Talking to journalists, he said that Raheel Sharif had been given permission to head the military alliance after completion of all legal formalities and requirements by the federal government. However, the military sources said that the former army chief was granted approval to serve as head of the alliance for three years.
They said that the General Headquarters of the Pakistan Army had also accorded a nod to Raheel’s posting according to the established procedures and rules. The government sources said that the former army chief had departed for Riyadh on Friday on a special aircraft of the Saudi government and was accompanied by his wife and mother.
Initially, the military coalition was proposed as a platform for security cooperation among Muslim countries and included provisions for training, equipment and troops, and the involvement of religious scholars for devising a counter-terrorism narrative.
Since news of the alliance first surfaced, there have been concerns about its nature and how it may affect a pre-existing parliamentary resolution on Yemen passed unanimously by the lawmakers calling for neutrality in the conflict in 2015.
A diplomatic source told Pakistan Today that it was a decision by the government to grant NoC to Raheel Sharif as the alliance was purely to counter the threats of terrorism.
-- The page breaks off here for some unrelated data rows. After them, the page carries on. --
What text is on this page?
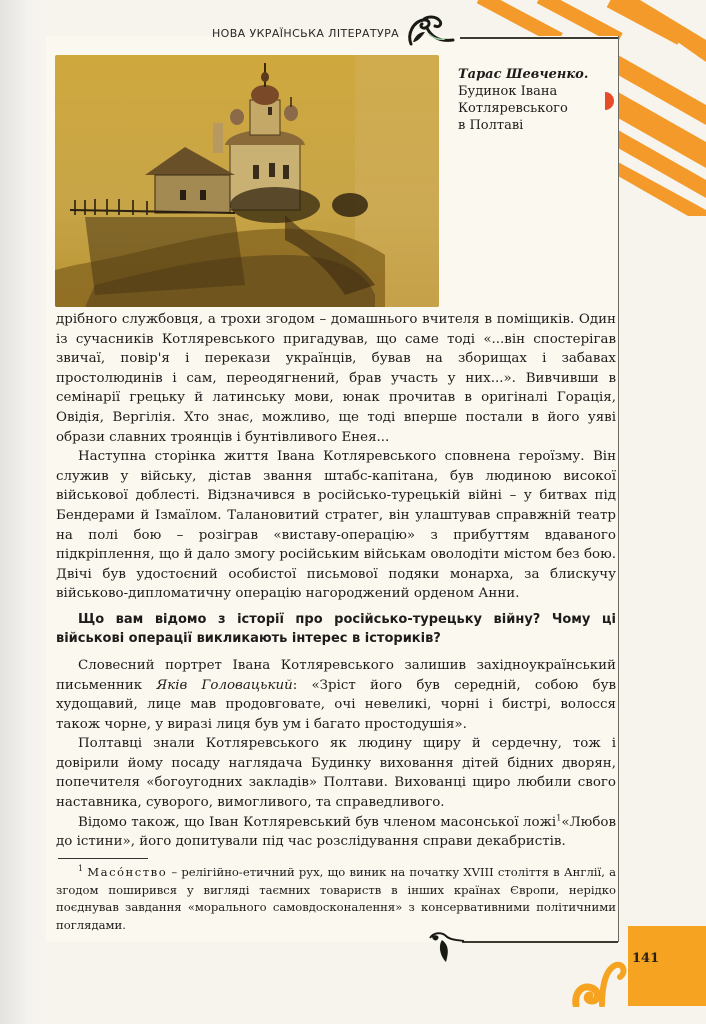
НОВА УКРАЇНСЬКА ЛІТЕРАТУРА
Тарас Шевченко.
Будинок Івана
Котляревського
в Полтаві

дрібного службовця, а трохи згодом – домашнього вчителя в поміщиків. Один із сучасників Котляревського пригадував, що саме тоді «...він спостерігав звичаї, повір'я і перекази українців, бував на зборищах і забавах простолюдинів і сам, переодягнений, брав участь у них...». Вивчивши в семінарії грецьку й латинську мови, юнак прочитав в оригіналі Горація, Овідія, Вергілія. Хто знає, можливо, ще тоді вперше постали в його уяві образи славних троянців і бунтівливого Енея...

Наступна сторінка життя Івана Котляревського сповнена героїзму. Він служив у війську, дістав звання штабс-капітана, був людиною високої військової доблесті. Відзначився в російсько-турецькій війні – у битвах під Бендерами й Ізмаїлом. Талановитий стратег, він улаштував справжній театр на полі бою – розіграв «виставу-операцію» з прибуттям вдаваного підкріплення, що й дало змогу російським військам оволодіти містом без бою. Двічі був удостоєний особистої письмової подяки монарха, за блискучу військово-дипломатичну операцію нагороджений орденом Анни.

Що вам відомо з історії про російсько-турецьку війну? Чому ці військові операції викликають інтерес в істориків?

Словесний портрет Івана Котляревського залишив західноукраїнський письменник Яків Головацький: «Зріст його був середній, собою був худощавий, лице мав продовговате, очі невеликі, чорні і бистрі, волосся також чорне, у виразі лиця був ум і багато простодушія».

Полтавці знали Котляревського як людину щиру й сердечну, тож і довірили йому посаду наглядача Будинку виховання дітей бідних дворян, попечителя «богоугодних закладів» Полтави. Вихованці щиро любили свого наставника, суворого, вимогливого, та справедливого.

Відомо також, що Іван Котляревський був членом масонської ложі$^1$«Любов до істини», його допитували під час розслідування справи декабристів.

$^1$ Масо́нство – релігійно-етичний рух, що виник на початку XVIII століття в Англії, а згодом поширився у вигляді таємних товариств в інших країнах Європи, нерідко поєднував завдання «морального самовдосконалення» з консервативними політичними поглядами.
141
Requesting anonymity, the source said that the alliance was aimed at fighting the terrorists who were escaping wars in Syria and Iraq.
“Since the terrorists are fast fleeing Iraq and Syria after successive defeats in war, the countries of the region fear the remnants of the Islamic State and other outfits may return to Saudi Arabia and other Muslim countries of the Middle East region. The alliance is aimed at taking measures not to allow these terrorists a foothold in the region,” it said.
The official said that it was not only the countries of the Gulf but all other states, from where terrorists had joined the Islamic State and other outfits active in Iraq and Syria, were taking measures to disallow return of the militants. “You know, Russia has already launched efforts to disallow Chechen fighters go back to Russia and other countries of the central Asia,” it said.
In this regard, “measures are being taken to round up terrorists. The Muslim countries are also ensuring to deny any foothold to such terrorists,” the official added. Asked what Pakistan would get out of joining the alliance, he said that the alliance was purely to fight terrorism. However, he said that Pakistan would also reinforce its clout by its former army chief leading the alliance.
“Don’t you think it’s a privilege for Pakistan that its former army chief, who led a successful operations against terrorists, is now leading the Islamic alliance against terrorism? It is a huge success which would have other dividends too,” the official added. About other dividends, the official said those leading a military alliance means more opportunities in military alliances, trade, investment and oil business too.
The official said that this would not only cement Pakistan’s relations with the Muslim countries but also it would help this nation wield more influence among the countries of the Middle East. Asked whether or not the move may send negative signals to Iran, Iraq and some other countries not part of the alliance, the official said that Iran had been taken into confidence over the subject.
“We have conveyed Iran not to panic and Gen Raheel would try to engage with Iran and other remaining Muslim countries when appropriate. Iran must stay confident that while Pakistan is there, its interests would be taken care of,” he said. Earlier this week, in a meeting at GHQ in Rawalpindi, Chief of Army Staff Gen Qamar Javed Bajwa had assured Iranian Ambassador Mehdi Honardoost that Pak-Iran ties would remain unaffected by recent developments.
Extraordinary importance was attached to the meeting by diplomatic circles because it was the second between the two in around six weeks, a rare happening in Pakistan-Iran relations given the mutual mistrust. Senator Farhatullah Babar, the PPP secretary-general, told Pakistan Today that neither the parliament nor his party lawmakers had been taken into confidence by the government prior to the issuance of the NoC to Raheel Sharif.
“Defence minister had assured during his briefing to the Senate recently that before issuing the NoC to Gen Raheel, the government will explain about the terms of engagement (ToEs), terms of reference (TORs) for joining the multinational force. However, it is disappointing to note that the minister has failed to keep his promise made at the floor of the House,” he said.
However, Senator Babar hoped that the government would soon take the parliament into confidence over the matter. “One doesn’t know about the ToRs and ToEs since the meeting of foreign ministers of the alliance have yet not taken place. It is a possibility that the government might have taken the decision to join the alliance in national interest, but they should have taken the parliament into confidence before making the decision,” he added.
Dr Shireen Mazari also complained about the government in keeping its promise to take the parliament into confidence before taking a decision. She said that in his speech at the floor of the House on April 13, the defence minister had promised to take the parliament into confidence before any decision but the parliament was again ignored and the NoC was reportedly issued silently.